Se me llenan los ojos de lágrimas. Tengo tanto miedo que no sé cómo expresarlo. Una sensación de desolación insoportable, angustiosa y seca me recorre. ¿Cuando ocurrió esto? ¿Cuando el país en que vivo se convirtió en una amenaza? ¿En mi principal enemigo? ¿Cuando admití que no puedo continuar luchando y desafiando esa brecha que me separa del desastre? ¿Como explicarme a mi misma este sufrimiento ciego y sordo que me atormenta a donde vaya?

En Facebook, alguien protesta por el “nacionalismo” Venezuela. Un larguísimo texto lleno de rencor y angustia, que me sorprende comprender tan bien. El autor acaba de ser asaltado — quizás por enésima vez — y se queja de la insistencia de celebrar la belleza del país como una disculpa a sus incontables dolores. Habla del horror de las calles violentas, de la ira de esa nebulosa idea de nación sustentada en la idealización. Y de pronto, siento la misma cólera, esa sensación que me sofoca y que parece una mezcla de desazón y decepción. De una frustración interminable que parece hacerse más insoportable cada día. Soy un ciudadano sin país, que vive el desarraigo incluso antes de abandonar el lugar donde nació.

Más tarde, en otra publicación, un video muestra a un hombre que canta a todo pulmón la célebre “alma Llanera” mientras su avión aterriza en el Aeropuerto Simón Bolivar. Lo hace con cierta inocencia, con una sinceridad que resulta abrumadora. Pero también hay algo artificial en su alegría, en ese nacionalismo confuso que no puedo entender muy bien. Y me irrita y me lastima esa sensación de ya no comprender ese entusiasmo, esa vinculo real y profundo con el país que nací. Mientras miro el video y escucho al hombre cantar a Capella la canción que quizás identifica más clara un sentimiento nacional muy específico, siento un profundo dolor que me lleva esfuerzos admitir. Esa perdida de una idea de quien soy y a donde me dirijo. De una parte de mi identidad.

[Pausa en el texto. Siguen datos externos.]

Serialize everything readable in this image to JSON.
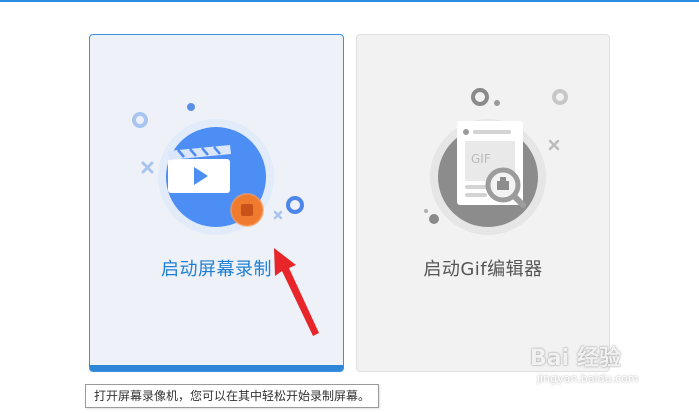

Sentada en mi habitación, comienzo a mirar el paisaje de mi vida con una sensación extrañamente árida. Los objetos que forman parte de mi historia. Y de pronto, estoy decidiendo — sin notarlo y sin proponermelo — las cosas que querría llevar conmigo en mi huida. Lamentando las que tendré que abandonar. Las que dejarán de formar parte de mi mundo personal. Y el sufrimiento silencioso de los últimos días se hace más duro, insoportable, paralizante. De pronto, entiendo que en algún punto perdí las esperanzas, dejé de creer, comencé a mirar en otra dirección a mi futuro en Venezuela. Y sé que no hay vuelta atrás. Que no habrá rectificación ni consuelo. Que no habrá posibilidad que encontrar otra vez una idea que me una a mi país, que me devuelva el deseo de construir algo a medida en la tierra que me vio nacer. Que día dura es esa, me digo. Que herida tan profunda provoca.

***
Mi amigo me abraza con fuerza al despedirse. De pronto, pienso que es la última vez que lo veré en años. Quizás para siempre. Y lo abrazo también, temblando, con las lágrimas escociendo al fondo de los ojos cerrados. Pero cuando nos separamos, sonreímos. Un gesto débil y frágil sin ninguna alegría.

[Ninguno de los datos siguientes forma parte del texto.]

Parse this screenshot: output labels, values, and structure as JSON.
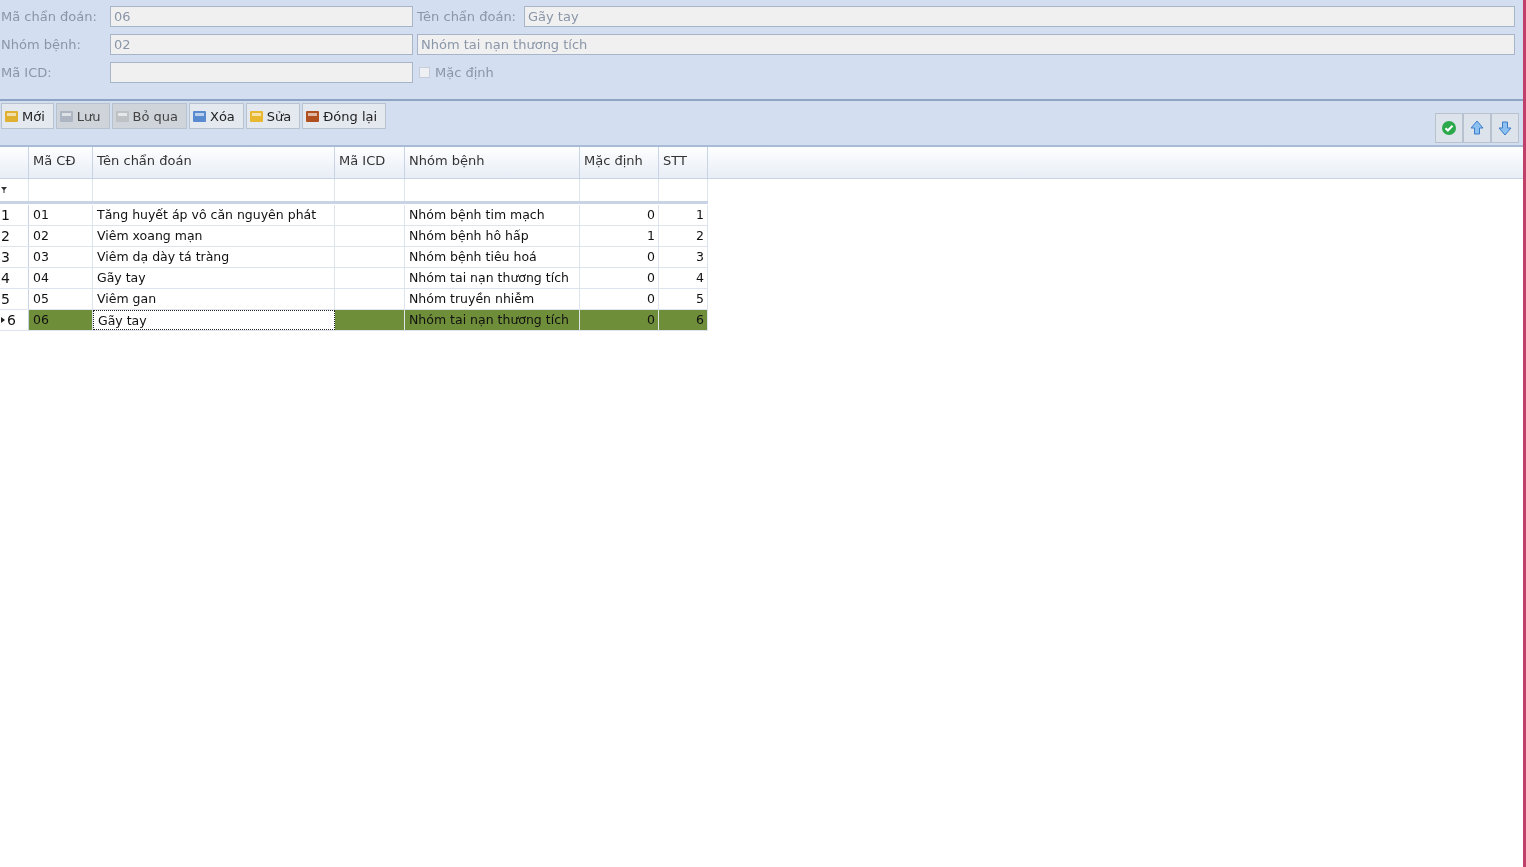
{
  "form": {
    "fields": [
      {
        "label": "Mã chẩn đoán:",
        "value": "06",
        "label2": "Tên chẩn đoán:",
        "value2": "Gãy tay"
      },
      {
        "label": "Nhóm bệnh:",
        "value": "02",
        "value2": "Nhóm tai nạn thương tích"
      },
      {
        "label": "Mã ICD:"
      }
    ],
    "checkbox": {
      "label": "Mặc định",
      "checked": false
    }
  },
  "toolbar": {
    "buttons": [
      {
        "label": "Mới",
        "kind": "new",
        "disabled": false
      },
      {
        "label": "Lưu",
        "kind": "save",
        "disabled": true
      },
      {
        "label": "Bỏ qua",
        "kind": "skip",
        "disabled": true
      },
      {
        "label": "Xóa",
        "kind": "delete",
        "disabled": false
      },
      {
        "label": "Sửa",
        "kind": "edit",
        "disabled": false
      },
      {
        "label": "Đóng lại",
        "kind": "close",
        "disabled": false
      }
    ]
  },
  "table": {
    "columns": [
      {
        "label": "Mã CĐ",
        "kind": "text",
        "focused": false
      },
      {
        "label": "Tên chẩn đoán",
        "kind": "text",
        "focused": true
      },
      {
        "label": "Mã ICD",
        "kind": "text",
        "focused": false
      },
      {
        "label": "Nhóm bệnh",
        "kind": "text",
        "focused": false
      },
      {
        "label": "Mặc định",
        "kind": "number",
        "focused": false
      },
      {
        "label": "STT",
        "kind": "number",
        "focused": false
      }
    ],
    "rows": [
      {
        "index": "1",
        "selected": false,
        "cells": [
          "01",
          "Tăng huyết áp vô căn nguyên phát",
          "",
          "Nhóm bệnh tim mạch",
          "0",
          "1"
        ]
      },
      {
        "index": "2",
        "selected": false,
        "cells": [
          "02",
          "Viêm xoang mạn",
          "",
          "Nhóm bệnh hô hấp",
          "1",
          "2"
        ]
      },
      {
        "index": "3",
        "selected": false,
        "cells": [
          "03",
          "Viêm dạ dày tá tràng",
          "",
          "Nhóm bệnh tiêu hoá",
          "0",
          "3"
        ]
      },
      {
        "index": "4",
        "selected": false,
        "cells": [
          "04",
          "Gãy tay",
          "",
          "Nhóm tai nạn thương tích",
          "0",
          "4"
        ]
      },
      {
        "index": "5",
        "selected": false,
        "cells": [
          "05",
          "Viêm gan",
          "",
          "Nhóm truyền nhiễm",
          "0",
          "5"
        ]
      },
      {
        "index": "6",
        "selected": true,
        "cells": [
          "06",
          "Gãy tay",
          "",
          "Nhóm tai nạn thương tích",
          "0",
          "6"
        ]
      }
    ]
  }
}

— Ya sabes que tienes casa a donde llegar. 
— Ya lo sé. 
— Piensalo. 
— Lo hago.

Lo veo alejarse. Me quedo a solas en el medio de la explanada multicolor que se ha hecho tristemente célebre. A mi alrededor, una multitud de viajeros avanza con su vida en dos maletas y el rostro triste. Hay un ambiente de definitivo duelo, en las miradas rápidas, en el caminar nervioso. Sacudo la cabeza. El dolor está otra vez allí, sofocandome.

Entonces, veo a una chica de mi edad que se detiene junto a montón de maletas que vigila una mujer mayor. Se queda de pie, rígida y de pronto comienza a llorar. Con los dientes apretados, balanceándose de un lado a otro, el brazo bajo el pecho como si soportara un sufrimiento incalculable. Se desploma sobre el grupo de maletas y esconde la cabeza en ellas. Incluso a la distancia, sigo escuchándola llorar.

Cuando abandono el aeropuerto casi a la carrera, también lloro. Y pienso que nadie entiende el país que llevamos a cuestas, el que nos aplasta. Mucho menos, el que abandonamos. Este trayecto árido a ninguna parte. Este fragmento sin nombre de dolor. Una herencia del desastre. Un padecimiento sin nombre y quizás carente de valor. Un duelo interminable.